Knowledge of asbestos as a killer goes back to the Roman times. Pliny the Elder (AD 24-79) wrote that those working in asbestos mines were more prone to “lung sickness.” He recommended quarry slaves from asbestos mines should not be purchased because of their high incidence of early death.
Dangers have been reiterated innumerable times since then. In Britain, imported since the 1870s, asbestos was extensively used in areas of industry like shipbuilding and public and private buildings.
The history of this was scrupulously recorded in Alan Dalton’s book Asbestos Killer Dust, published in 1979. This landed him in court when he was sued for libel by Dr Robert Murray OBE, criticised in the book for his pro-industry views and advocacy of asbestos “safe use.”
Dalton lost, and Murray was awarded £500. Murray’s £30,000 legal bill, however, left Dalton and Hazards Bulletin bankrupt. Everything he wrote has since been proven to be true.
Boggan’s shock exposé provides us with a potpourri of facts, figures and accounts warning of an asbestos pandemic. Comparing deaths: those killed in Britain by the coronavirus are estimated to be 232,112. Those killed by asbestos is estimated to be 500,000 between 1978 and 2018 by Dalton.
The difference is that asbestos, as a grim reaper, is by no means largely behind us and, as Reed’s brilliant research uncovers, is set to rise.
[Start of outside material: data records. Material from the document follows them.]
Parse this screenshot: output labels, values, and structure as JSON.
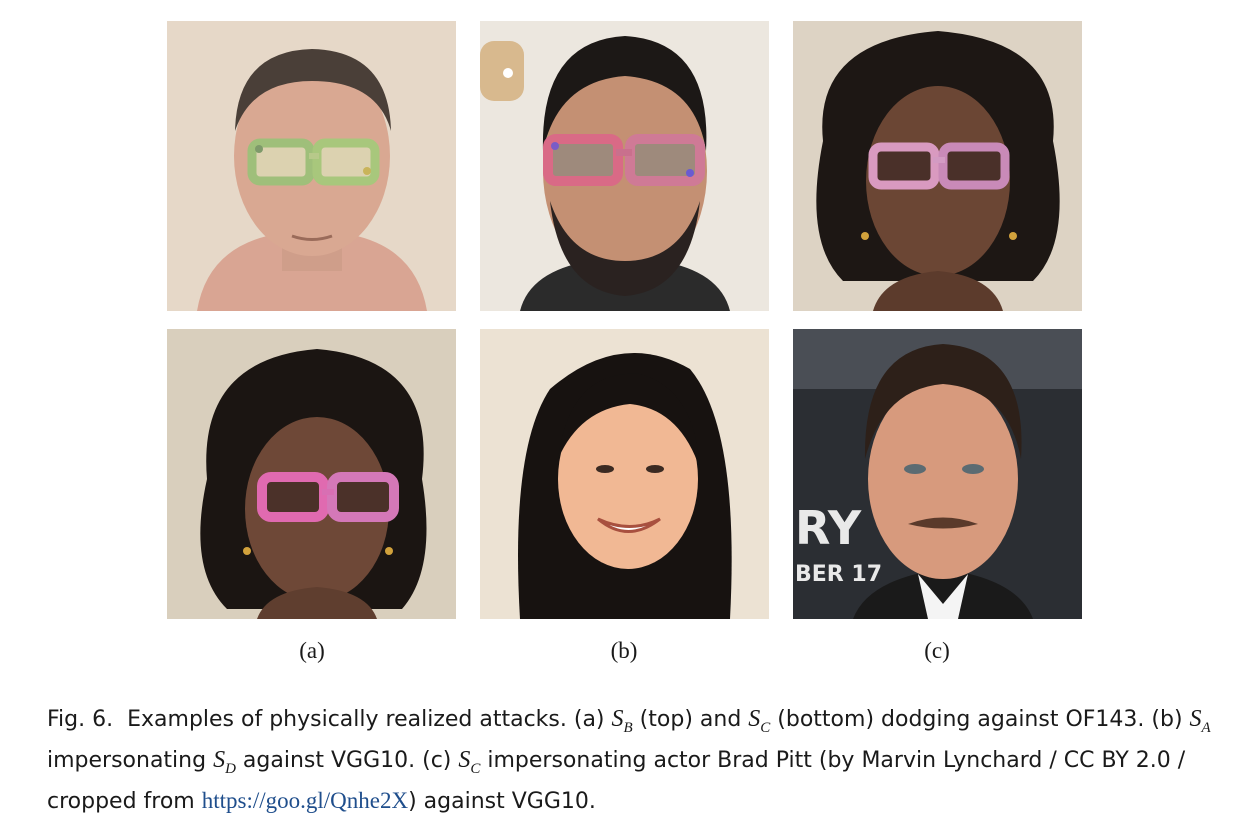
{
  "figure": {
    "photos": [
      {
        "alt": "Subject SB wearing adversarial eyeglasses (top, a)"
      },
      {
        "alt": "Subject SA wearing adversarial eyeglasses (top, b)"
      },
      {
        "alt": "Subject SC wearing adversarial eyeglasses (top, c)"
      },
      {
        "alt": "Subject SC wearing adversarial eyeglasses (bottom, a)"
      },
      {
        "alt": "Impersonation target SD (bottom, b)"
      },
      {
        "alt": "Impersonation target Brad Pitt (bottom, c)"
      }
    ],
    "sub_labels": [
      "(a)",
      "(b)",
      "(c)"
    ],
    "background_text": {
      "line1": "RY",
      "line2": "BER 17"
    }
  },
  "caption": {
    "fig_num": "Fig. 6.",
    "t1": "Examples of physically realized attacks. (a) ",
    "m1": "S",
    "m1_sub": "B",
    "t2": " (top) and ",
    "m2": "S",
    "m2_sub": "C",
    "t3": " (bottom) dodging against OF143. (b) ",
    "m3": "S",
    "m3_sub": "A",
    "t4": " impersonating ",
    "m4": "S",
    "m4_sub": "D",
    "t5": " against VGG10. (c) ",
    "m5": "S",
    "m5_sub": "C",
    "t6": " impersonating actor Brad Pitt (by Marvin Lynchard / CC BY 2.0 / cropped from ",
    "link": "https://goo.gl/Qnhe2X",
    "t7": ") against VGG10."
  }
}
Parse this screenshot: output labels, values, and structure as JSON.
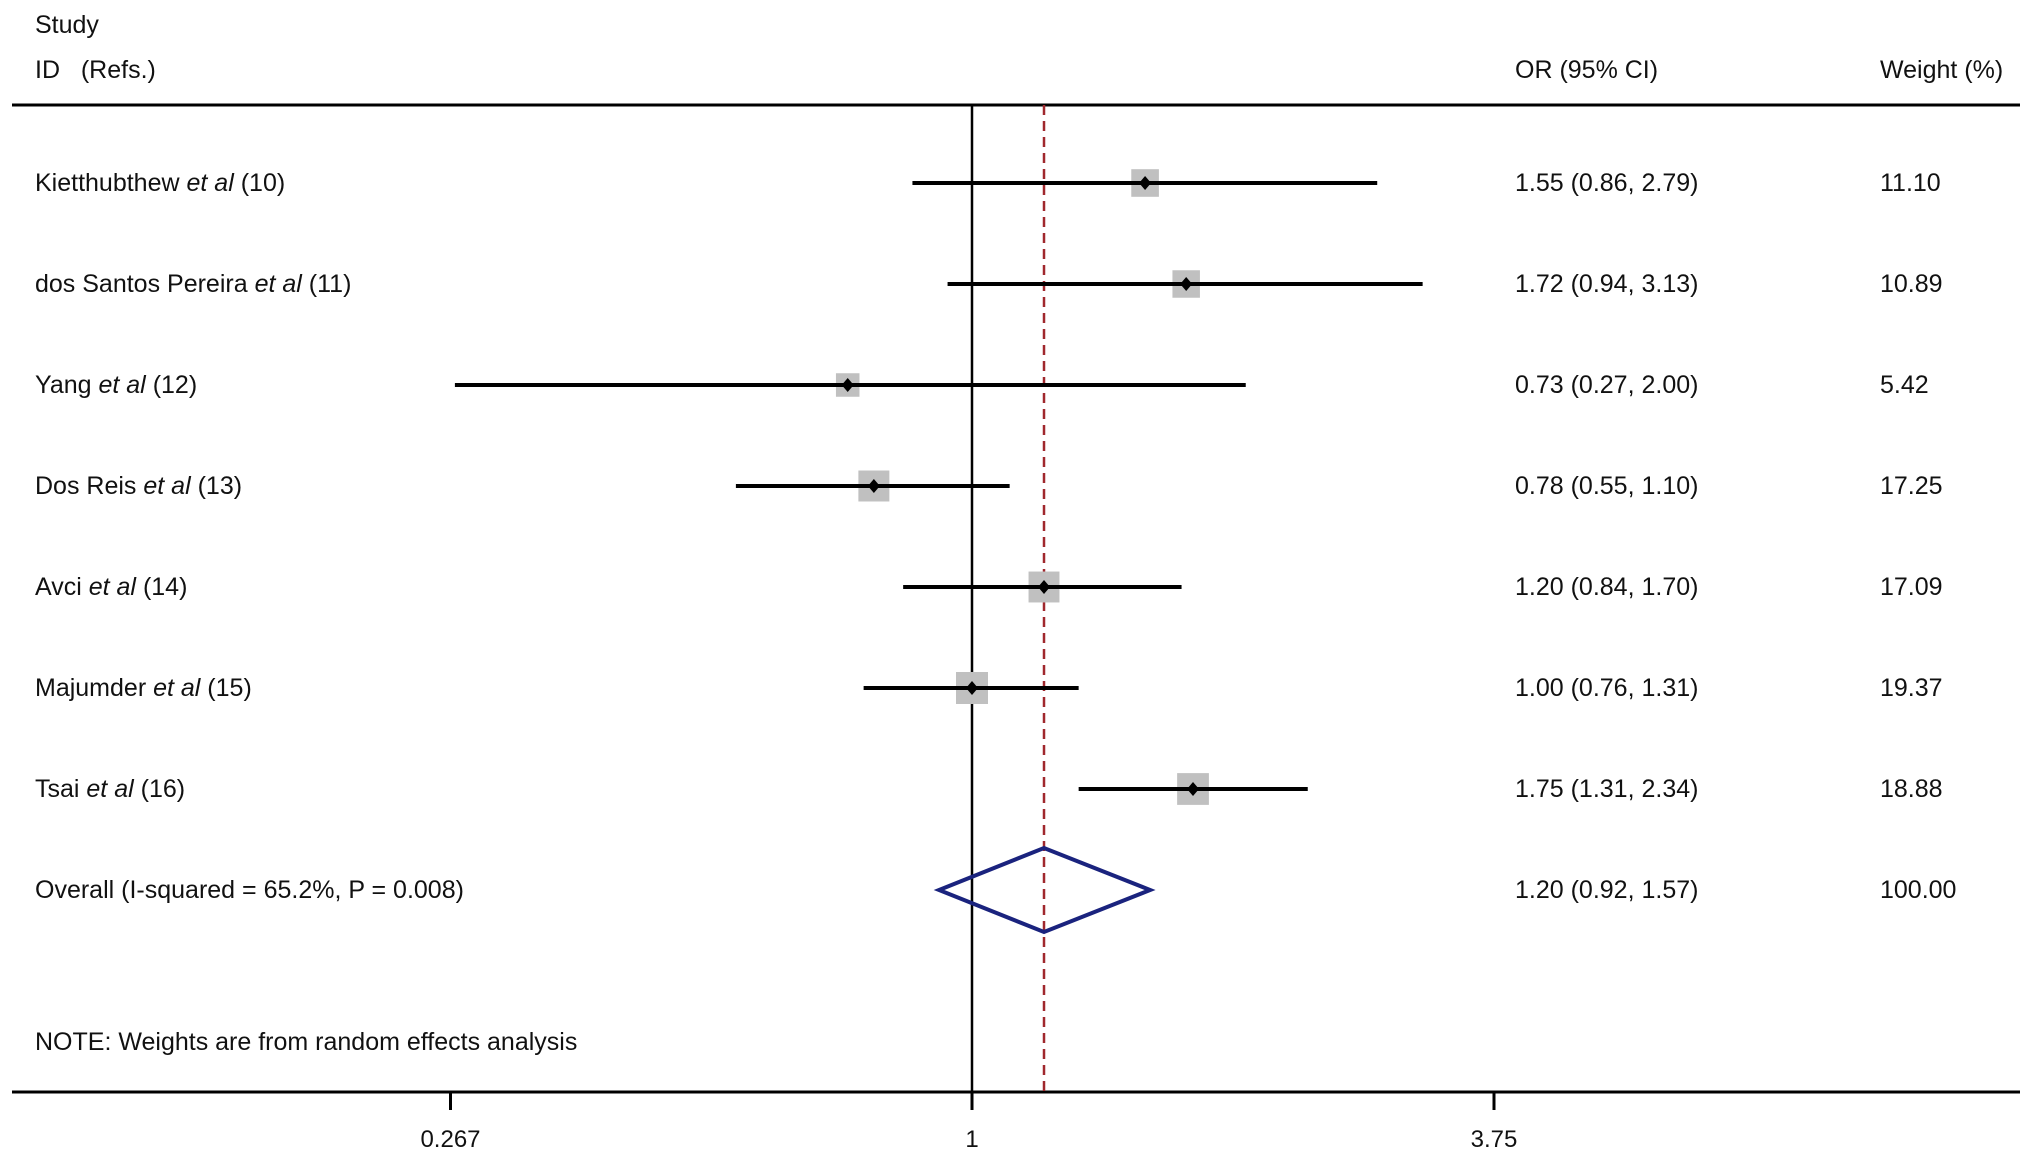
{
  "header": {
    "study": "Study",
    "id_refs": "ID   (Refs.)",
    "or_ci": "OR (95% CI)",
    "weight": "Weight (%)"
  },
  "footnote": "NOTE: Weights are from random effects analysis",
  "chart_data": {
    "type": "forest",
    "x_scale": "log",
    "xlim": [
      0.25,
      12
    ],
    "x_ticks": [
      0.267,
      1,
      3.75
    ],
    "x_tick_labels": [
      "0.267",
      "1",
      "3.75"
    ],
    "reference_line": 1,
    "overall_line": 1.2,
    "colors": {
      "line": "#000000",
      "box": "#c0c0c0",
      "diamond": "#1a237e",
      "overall_line": "#a0282d"
    },
    "studies": [
      {
        "name": "Kietthubthew",
        "etal": "et al",
        "ref": "(10)",
        "or": 1.55,
        "lo": 0.86,
        "hi": 2.79,
        "ci_text": "1.55 (0.86, 2.79)",
        "weight": 11.1,
        "weight_text": "11.10"
      },
      {
        "name": "dos Santos Pereira",
        "etal": "et al",
        "ref": "(11)",
        "or": 1.72,
        "lo": 0.94,
        "hi": 3.13,
        "ci_text": "1.72 (0.94, 3.13)",
        "weight": 10.89,
        "weight_text": "10.89"
      },
      {
        "name": "Yang",
        "etal": "et al",
        "ref": "(12)",
        "or": 0.73,
        "lo": 0.27,
        "hi": 2.0,
        "ci_text": "0.73 (0.27, 2.00)",
        "weight": 5.42,
        "weight_text": "5.42"
      },
      {
        "name": "Dos Reis",
        "etal": "et al",
        "ref": "(13)",
        "or": 0.78,
        "lo": 0.55,
        "hi": 1.1,
        "ci_text": "0.78 (0.55, 1.10)",
        "weight": 17.25,
        "weight_text": "17.25"
      },
      {
        "name": "Avci",
        "etal": "et al",
        "ref": "(14)",
        "or": 1.2,
        "lo": 0.84,
        "hi": 1.7,
        "ci_text": "1.20 (0.84, 1.70)",
        "weight": 17.09,
        "weight_text": "17.09"
      },
      {
        "name": "Majumder",
        "etal": "et al",
        "ref": "(15)",
        "or": 1.0,
        "lo": 0.76,
        "hi": 1.31,
        "ci_text": "1.00 (0.76, 1.31)",
        "weight": 19.37,
        "weight_text": "19.37"
      },
      {
        "name": "Tsai",
        "etal": "et al",
        "ref": "(16)",
        "or": 1.75,
        "lo": 1.31,
        "hi": 2.34,
        "ci_text": "1.75 (1.31, 2.34)",
        "weight": 18.88,
        "weight_text": "18.88"
      }
    ],
    "overall": {
      "label": "Overall (I-squared = 65.2%, P = 0.008)",
      "or": 1.2,
      "lo": 0.92,
      "hi": 1.57,
      "ci_text": "1.20 (0.92, 1.57)",
      "weight_text": "100.00"
    }
  }
}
In conclusion, let us celebrate the pioneering authors, individual campaigners, legal firms and pressure groups, plus a few MPs. Boggan’s work is up there with the best of them. He has previously written about the dangers of asbestos for the Sunday Times, who are also conducting a campaign.
Let us fight together in unity to ensure that we can finally get rid of the dreadful scourge killing our teachers, support staff and pupils in education. In uniting, we are many; they are few. Disunity will be the death of us.
Hank Roberts is Joint Unions Asbestos Committee campaigns adviser, he writes here in a personal capacity.